Outside the Sir Tom Finney Stand, is a statue of the famous player himself, sculpted by Preston-born sculptor Peter Hodgkinson.
The statue, commissioned for Finney's 80th birthday and unveiled in July 2004, was inspired by a photo taken at the Chelsea versus PNE game played at Stamford Bridge, in 1956.

The game was in 1956. There had been a big downpour just before the kick off. The match would not have been played today because there were huge pools of water on the playing surface. I was going past a defender and the ball ran in to a pool of water. It was a fantastic photograph and it won the Sports Photograph of the Year award. The sculpture is a true likeness.
— Sir Tom Finney

==International use==
Deepdale was used during the 2005 UEFA Women's Championship for three group games and a semi-final, for an England Under-21s game against Iceland in March 2011, and two England Under-19s Elite Qualifying Round matches against Slovenia and Switzerland in the 2011–12 season.

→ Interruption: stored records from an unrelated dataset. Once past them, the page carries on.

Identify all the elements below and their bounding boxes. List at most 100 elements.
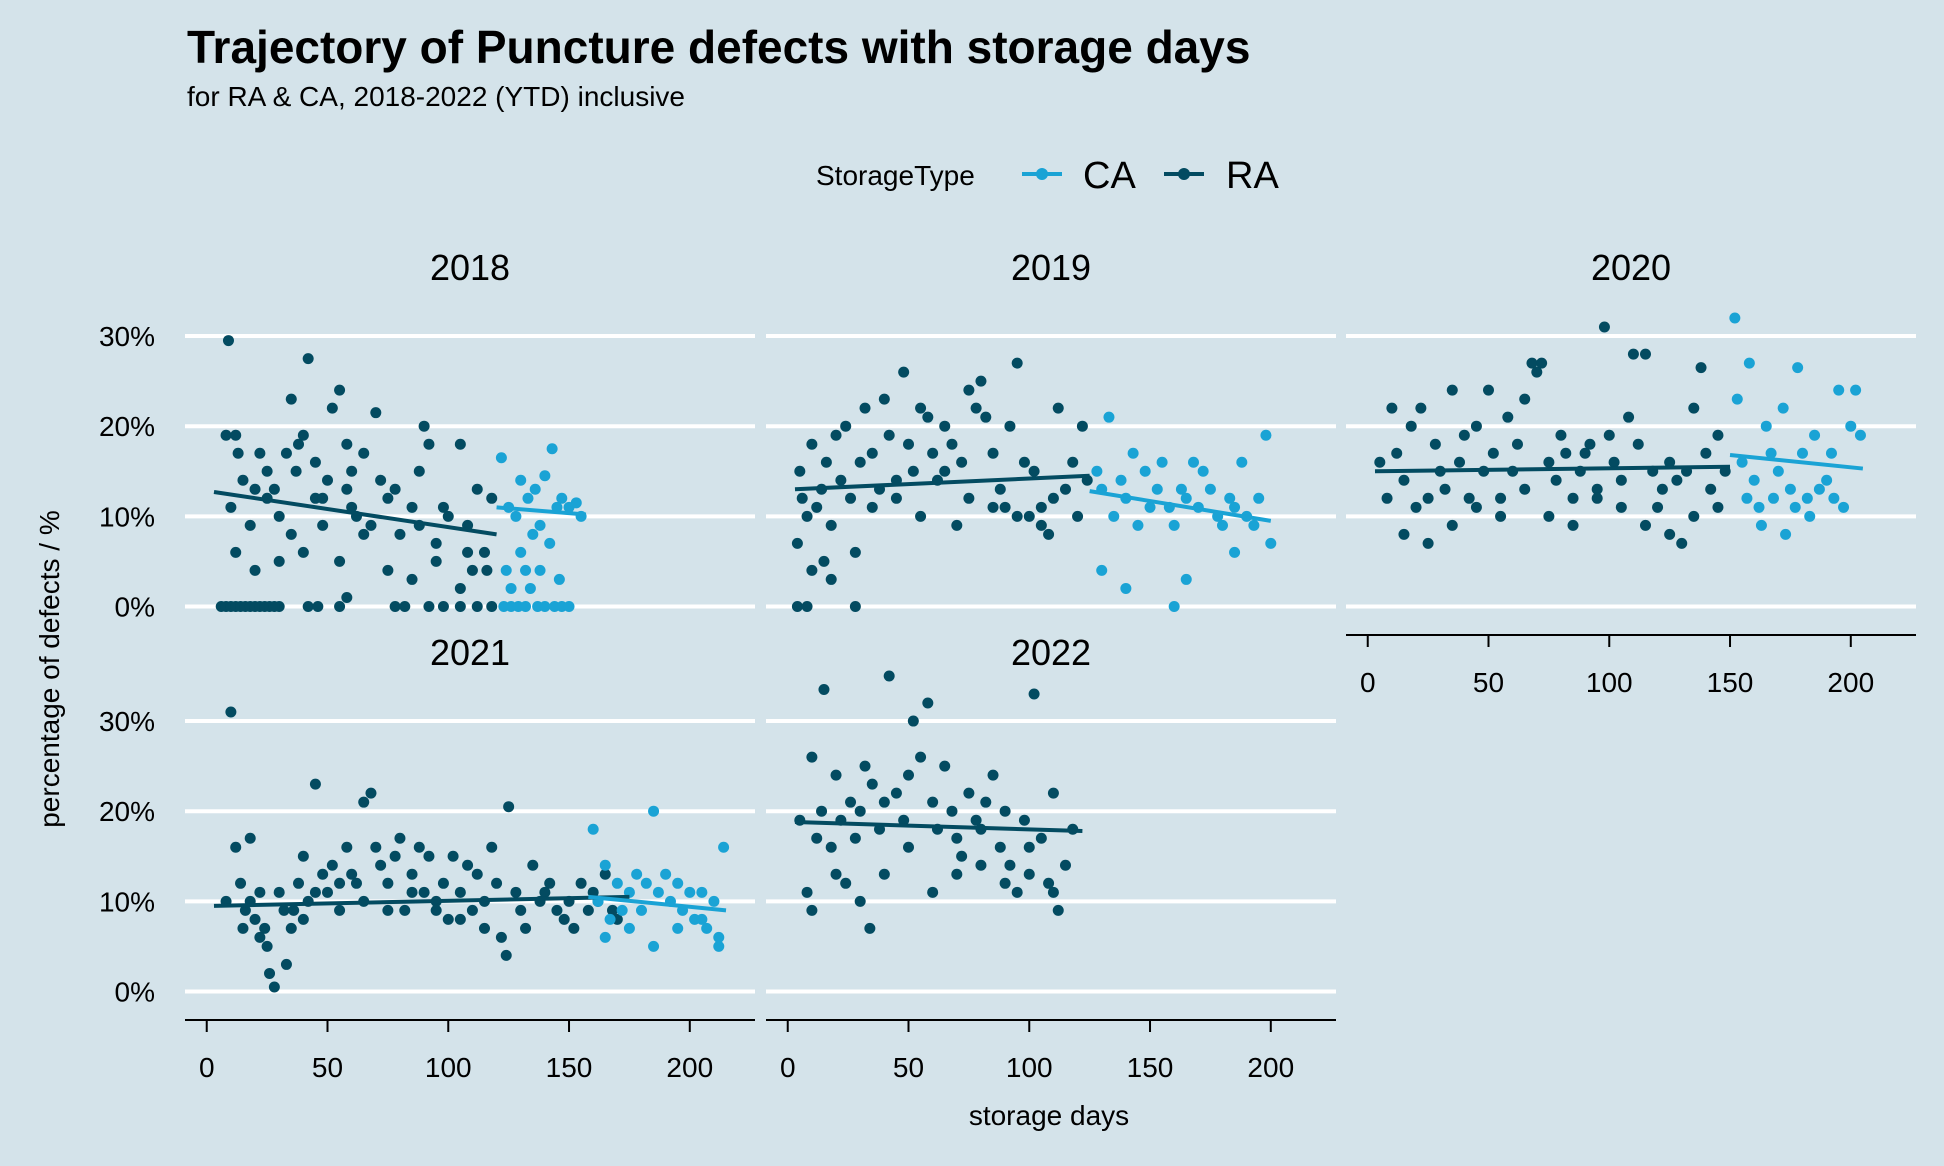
data-point-ca — [553, 573, 565, 585]
data-point-ra — [1591, 483, 1603, 495]
data-point-ra — [1047, 886, 1059, 898]
data-point-ra — [975, 375, 987, 387]
data-point-ra — [1454, 456, 1466, 468]
x-tick-label: 0 — [780, 1052, 796, 1083]
data-point-ca — [1854, 429, 1866, 441]
data-point-ra — [237, 474, 249, 486]
data-point-ca — [527, 528, 539, 540]
data-point-ra — [346, 868, 358, 880]
data-point-ra — [915, 402, 927, 414]
data-point-ra — [794, 465, 806, 477]
data-point-ca — [1229, 546, 1241, 558]
data-point-ra — [1059, 483, 1071, 495]
data-point-ra — [975, 859, 987, 871]
data-point-ra — [970, 814, 982, 826]
data-point-ra — [1511, 438, 1523, 450]
data-point-ra — [471, 600, 483, 612]
data-point-ra — [1429, 438, 1441, 450]
data-point-ra — [1011, 886, 1023, 898]
data-point-ra — [1398, 528, 1410, 540]
data-point-ra — [273, 555, 285, 567]
data-point-ca — [652, 886, 664, 898]
data-point-ra — [358, 447, 370, 459]
data-point-ca — [1828, 492, 1840, 504]
x-tick-label: 100 — [1006, 1052, 1053, 1083]
facet-2021: 2021 0% 10% 20% 30% 0 50 100 150 200 — [99, 632, 755, 1083]
data-point-ca — [1768, 492, 1779, 504]
data-point-ra — [317, 868, 329, 880]
data-point-ra — [290, 465, 302, 477]
y-tick-label: 0% — [115, 591, 155, 622]
data-point-ca — [718, 841, 730, 853]
data-point-ra — [389, 850, 401, 862]
legend: StorageType CA RA — [816, 155, 1279, 197]
y-tick-label: 20% — [99, 411, 155, 442]
data-point-ra — [442, 510, 454, 522]
data-point-ra — [1052, 904, 1064, 916]
data-point-ra — [1391, 447, 1403, 459]
data-point-ra — [898, 366, 910, 378]
data-point-ra — [806, 904, 818, 916]
data-point-ra — [1023, 841, 1035, 853]
data-point-ra — [462, 546, 474, 558]
data-point-ra — [346, 465, 358, 477]
data-point-ra — [375, 474, 387, 486]
trend-line-ca — [1089, 489, 1272, 523]
data-point-ca — [1801, 492, 1813, 504]
data-point-ra — [999, 805, 1011, 817]
data-point-ra — [389, 483, 401, 495]
data-point-ra — [1374, 456, 1386, 468]
data-point-ra — [264, 967, 276, 979]
data-point-ra — [249, 564, 261, 576]
data-point-ca — [1216, 519, 1228, 531]
data-point-ca — [623, 922, 635, 934]
data-point-ra — [1463, 492, 1475, 504]
data-point-ra — [268, 600, 280, 612]
y-tick-label: 10% — [99, 886, 155, 917]
data-point-ra — [491, 877, 503, 889]
facet-label: 2018 — [430, 247, 510, 288]
data-point-ra — [1627, 348, 1639, 360]
data-point-ra — [406, 501, 418, 513]
data-point-ra — [806, 564, 818, 576]
trend-line-ra — [794, 820, 1083, 834]
data-point-ra — [1004, 420, 1016, 432]
data-point-ra — [1422, 492, 1434, 504]
data-point-ra — [1676, 537, 1688, 549]
data-point-ca — [1180, 492, 1192, 504]
x-tick-label: 200 — [1247, 1052, 1294, 1083]
data-point-ra — [334, 877, 346, 889]
data-point-ra — [883, 429, 895, 441]
data-point-ca — [524, 582, 536, 594]
data-point-ra — [334, 555, 346, 567]
legend-label-ra: RA — [1226, 155, 1279, 197]
data-point-ra — [297, 850, 309, 862]
data-point-ca — [515, 474, 527, 486]
data-point-ra — [1018, 456, 1030, 468]
data-point-ra — [806, 438, 818, 450]
data-point-ra — [980, 796, 992, 808]
data-point-ca — [648, 940, 660, 952]
data-point-ra — [244, 519, 256, 531]
data-point-ra — [1550, 474, 1562, 486]
data-point-ra — [1519, 483, 1531, 495]
data-point-ra — [1615, 501, 1627, 513]
data-point-ca — [515, 546, 527, 558]
data-point-ra — [293, 438, 305, 450]
data-point-ra — [326, 859, 338, 871]
data-point-ra — [963, 492, 975, 504]
data-point-ca — [1780, 528, 1792, 540]
data-point-ra — [946, 438, 958, 450]
data-point-ca — [505, 582, 517, 594]
data-point-ca — [587, 823, 599, 835]
data-point-ca — [1825, 447, 1837, 459]
data-point-ra — [1608, 456, 1620, 468]
chart-title: Trajectory of Puncture defects with stor… — [187, 21, 1250, 73]
data-point-ra — [854, 456, 866, 468]
data-point-ra — [341, 591, 353, 603]
data-point-ra — [278, 904, 290, 916]
data-point-ca — [672, 877, 684, 889]
data-point-ra — [1035, 519, 1047, 531]
data-point-ra — [1043, 528, 1055, 540]
data-point-ra — [370, 841, 382, 853]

== National Football Museum ==
Between 2001 and 2010 the National Football Museum was located in the Bill Shankly Kop stand at Deepdale. The project, started in 1995, was part funded by a National Lottery Heritage grant. Including items such as the match ball from the 1966 World Cup Final and a cap from the world's first ever football international, the museum attracted around 100,000 visitors a year. A proposal to move to Wembley Stadium in 2008 was resisted, but the removal of external funding lead to the museum's relocation to Urbis in Manchester in 2010.